Case Rep Med. 2013;2013:197374. doi: 10.1155/2013/197374. Epub 2013 Sep 19.

Abstract

Introduction. Gitelman's syndrome (GS) is autosomal recessive renal tubular disorder characterized by hypokalemia, hypomagnesemia, hypocalciuria, metabolic alkalosis, and hyperreninemic hyperaldosteronism. It is usually associated with normal serum calcium.
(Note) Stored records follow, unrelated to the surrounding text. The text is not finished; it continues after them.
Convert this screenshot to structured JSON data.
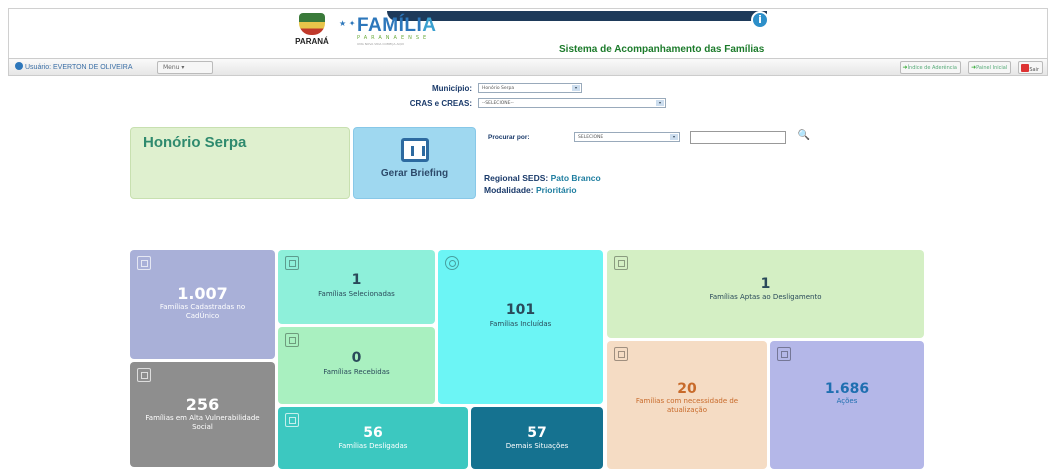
{
  "header": {
    "logo_parana": "PARANÁ",
    "logo_familia_main": "FAMÍLI",
    "logo_familia_last": "A",
    "logo_familia_sub": "PARANAENSE",
    "logo_slogan": "UMA NOVA VIDA COMEÇA AQUI",
    "system_title": "Sistema de Acompanhamento das Famílias"
  },
  "userbar": {
    "user_label": "Usuário: EVERTON DE OLIVEIRA",
    "menu_label": "Menu ▾",
    "btn_adherence": "Índice de Aderência",
    "btn_home": "Painel Inicial",
    "btn_exit": "Sair"
  },
  "filters": {
    "municipio_label": "Município:",
    "municipio_value": "Honório Serpa",
    "cras_label": "CRAS e CREAS:",
    "cras_value": "--SELECIONE--",
    "search_label": "Procurar por:",
    "search_select_value": "SELECIONE",
    "search_value": ""
  },
  "city": {
    "name": "Honório Serpa",
    "briefing_label": "Gerar Briefing",
    "regional_label": "Regional SEDS:",
    "regional_value": "Pato Branco",
    "modalidade_label": "Modalidade:",
    "modalidade_value": "Prioritário"
  },
  "tiles": {
    "cadastradas": {
      "value": "1.007",
      "label_1": "Famílias Cadastradas no",
      "label_2": "CadÚnico",
      "color": "#a9b0d8"
    },
    "vulnerab": {
      "value": "256",
      "label_1": "Famílias em Alta Vulnerabilidade",
      "label_2": "Social",
      "color": "#8e8e8e"
    },
    "selecionadas": {
      "value": "1",
      "label": "Famílias Selecionadas",
      "color": "#8ef0da"
    },
    "recebidas": {
      "value": "0",
      "label": "Famílias Recebidas",
      "color": "#a9f0c0"
    },
    "incluidas": {
      "value": "101",
      "label": "Famílias Incluídas",
      "color": "#6cf5f5"
    },
    "desligadas": {
      "value": "56",
      "label": "Famílias Desligadas",
      "color": "#3cc8c0"
    },
    "demais": {
      "value": "57",
      "label": "Demais Situações",
      "color": "#157290"
    },
    "aptas": {
      "value": "1",
      "label": "Famílias Aptas ao Desligamento",
      "color": "#d4efc4"
    },
    "atualizacao": {
      "value": "20",
      "label_1": "Famílias com necessidade de",
      "label_2": "atualização",
      "color": "#f5dcc4"
    },
    "acoes": {
      "value": "1.686",
      "label": "Ações",
      "color": "#b4b7e8"
    }
  }
}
We report a patient presented with hypocalcemic tetany, and evaluation showed Gitelman's syndrome with hypocalcemia. Case Report. A 28-year-old woman presented with cramps of the arms, legs, fatigue, and carpal spasms of one week duration. She has history of similar episodes on and off for the past two years. Her blood pressure was 98/66 mmHg. Chvostek's sign and Trousseau's sign were positive. Evaluation showed hypokalemia, hypocalcemia, hypomagnesemia, metabolic alkalosis, and hypocalciuria. Self-medication, diuretic use, laxative abuse, persistent vomiting, and diarrhoea were ruled out. Urinary prostaglandins and genetic testing could not be done because of nonavailability. To differentiate Gitelman syndrome from Bartter's syndrome (BS), thiazide loading test was done. It showed blunted fractional chloride excretion. GS was confirmed and patient was treated with spironolactone along with magnesium, calcium, and potassium supplementation. Symptomatically, she improved and did not develop episodes of tetany again. Conclusion. In tetany patient along with serum calcium measurement, serum magnesium, serum potassium, and arterial blood gases should be measured. Even though hypocalcemia in Gitelman syndrome is rare, it still can occur.

摘要

引言。吉特曼综合征(GS)是一种常染色体隐性遗传性肾小管疾病,其特征为低钾血症、低镁血症、低钙尿症、代谢性碱中毒以及高肾素性醛固酮增多症。通常血清钙水平正常。我们报告一例出现低钙性手足搐搦的患者,评估显示为伴有低钙血症的吉特曼综合征。病例报告。一名28岁女性,出现手臂、腿部痉挛、疲劳以及持续一周的腕部痉挛。在过去两年中她有过类似发作的病史。她的血压为98/66 mmHg。Chvostek征和Trousseau征阳性。评估显示低钾血症、低钙血症、低镁血症、代谢性碱中毒以及低钙尿症。排除了自我用药、使用利尿剂、滥用泻药、持续性呕吐和腹泻。由于无法进行,未进行尿前列腺素和基因检测。为了将吉特曼综合征与巴特综合征(BS)相鉴别,进行了噻嗪类负荷试验。结果显示氯排泄分数降低。确诊为吉特曼综合征,患者接受螺内酯治疗,并补充镁、钙和钾。症状上,她有所改善,未再出现手足搐搦发作。结论。对于手足搐搦患者,除了测量血清钙外,还应测量血清镁、血清钾和动脉血气。尽管吉特曼综合征中低钙血症罕见,但仍可能发生。